Santiago Galicia Rojon Serrallonga

Eres detalle, soplo de una fórmula del cielo, poema de amor

Los detalles podrían, en todo caso, parecer trozos, pequeños fragmentos, cosas cotidianas e intrascendentes; no obstante, forman la grandeza de un amor, la historia de una vida, el destello y los enigmas de la creación. En un idilio, la fórmula consiste en los detalles. La lluvia es acumulación de gotas, la playa está formada por granos de arena, los paisajes nevados se componen de copos, la pinacoteca celeste es una estrella y muchas más. Esa es la grandeza que Dios coloca en cada trozo de vida.
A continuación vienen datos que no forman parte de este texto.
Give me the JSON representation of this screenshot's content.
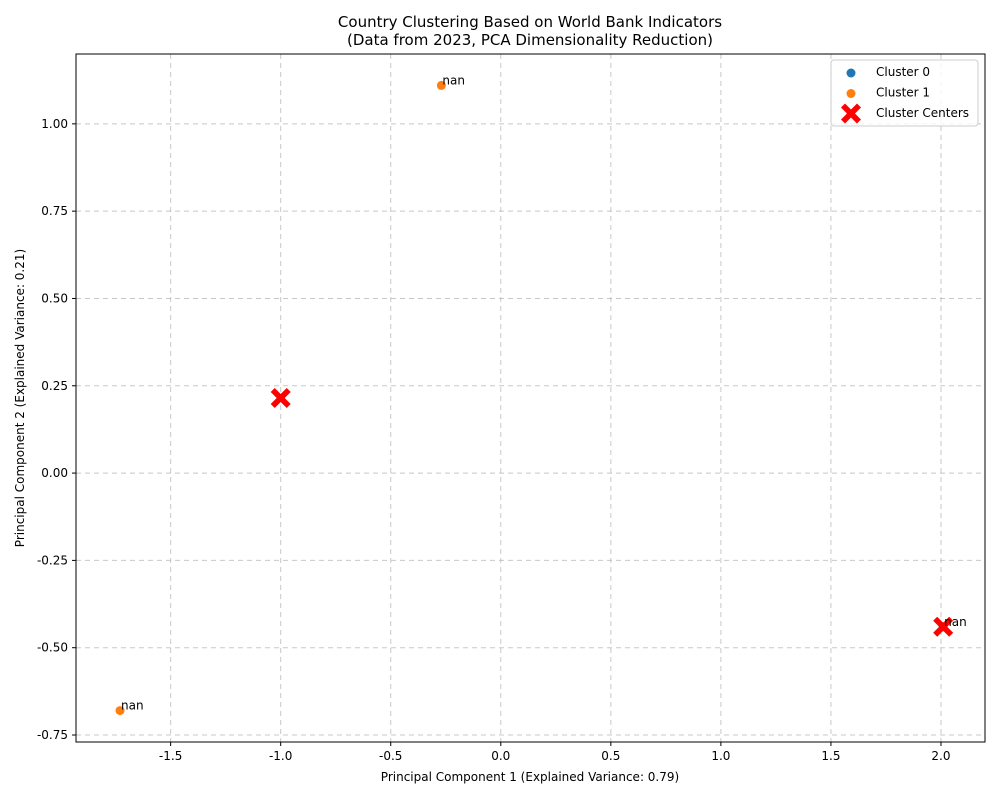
{
  "chart_data": {
    "type": "scatter",
    "title": "Country Clustering Based on World Bank Indicators",
    "subtitle": "(Data from 2023, PCA Dimensionality Reduction)",
    "xlabel": "Principal Component 1 (Explained Variance: 0.79)",
    "ylabel": "Principal Component 2 (Explained Variance: 0.21)",
    "xlim": [
      -1.93,
      2.2
    ],
    "ylim": [
      -0.77,
      1.2
    ],
    "xticks": [
      -1.5,
      -1.0,
      -0.5,
      0.0,
      0.5,
      1.0,
      1.5,
      2.0
    ],
    "xtick_labels": [
      "-1.5",
      "-1.0",
      "-0.5",
      "0.0",
      "0.5",
      "1.0",
      "1.5",
      "2.0"
    ],
    "yticks": [
      -0.75,
      -0.5,
      -0.25,
      0.0,
      0.25,
      0.5,
      0.75,
      1.0
    ],
    "ytick_labels": [
      "-0.75",
      "-0.50",
      "-0.25",
      "0.00",
      "0.25",
      "0.50",
      "0.75",
      "1.00"
    ],
    "grid": true,
    "legend_position": "top-right",
    "series": [
      {
        "name": "Cluster 0",
        "color": "#1f77b4",
        "marker": "circle",
        "points": [
          {
            "x": 2.01,
            "y": -0.44,
            "label": "nan"
          }
        ]
      },
      {
        "name": "Cluster 1",
        "color": "#ff7f0e",
        "marker": "circle",
        "points": [
          {
            "x": -0.27,
            "y": 1.11,
            "label": "nan"
          },
          {
            "x": -1.73,
            "y": -0.68,
            "label": "nan"
          }
        ]
      },
      {
        "name": "Cluster Centers",
        "color": "#ff0000",
        "marker": "x",
        "points": [
          {
            "x": -1.0,
            "y": 0.215
          },
          {
            "x": 2.01,
            "y": -0.44
          }
        ]
      }
    ]
  }
}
En tu amor y el mío, el secreto consiste en regalarnos detalles, en ser uno con dos identidades, en volar libres e inseparables, en soñar y vivir, en ser tú y yo en este mundo y en otros planos, en abrazarnos y ser felices. El detalle de nuestro amor eres tú, soy yo, somos nosotros. Pienso que somos eco y trozo de algo sutil que viene de un paraíso y está en nosotros, en ti y en mí, como las partículas de agua que brotan de la intimidad de la tierra, en un manantial, hasta formar ríos y cascadas que se funden en un océano donde eres yo y soy tú. Somos eso, esencia y forma, día y noche, cercanía y distancia, barro y luz, complemento y sendero, destello y fuente, detalle y todo. Eso, creo, es el amor.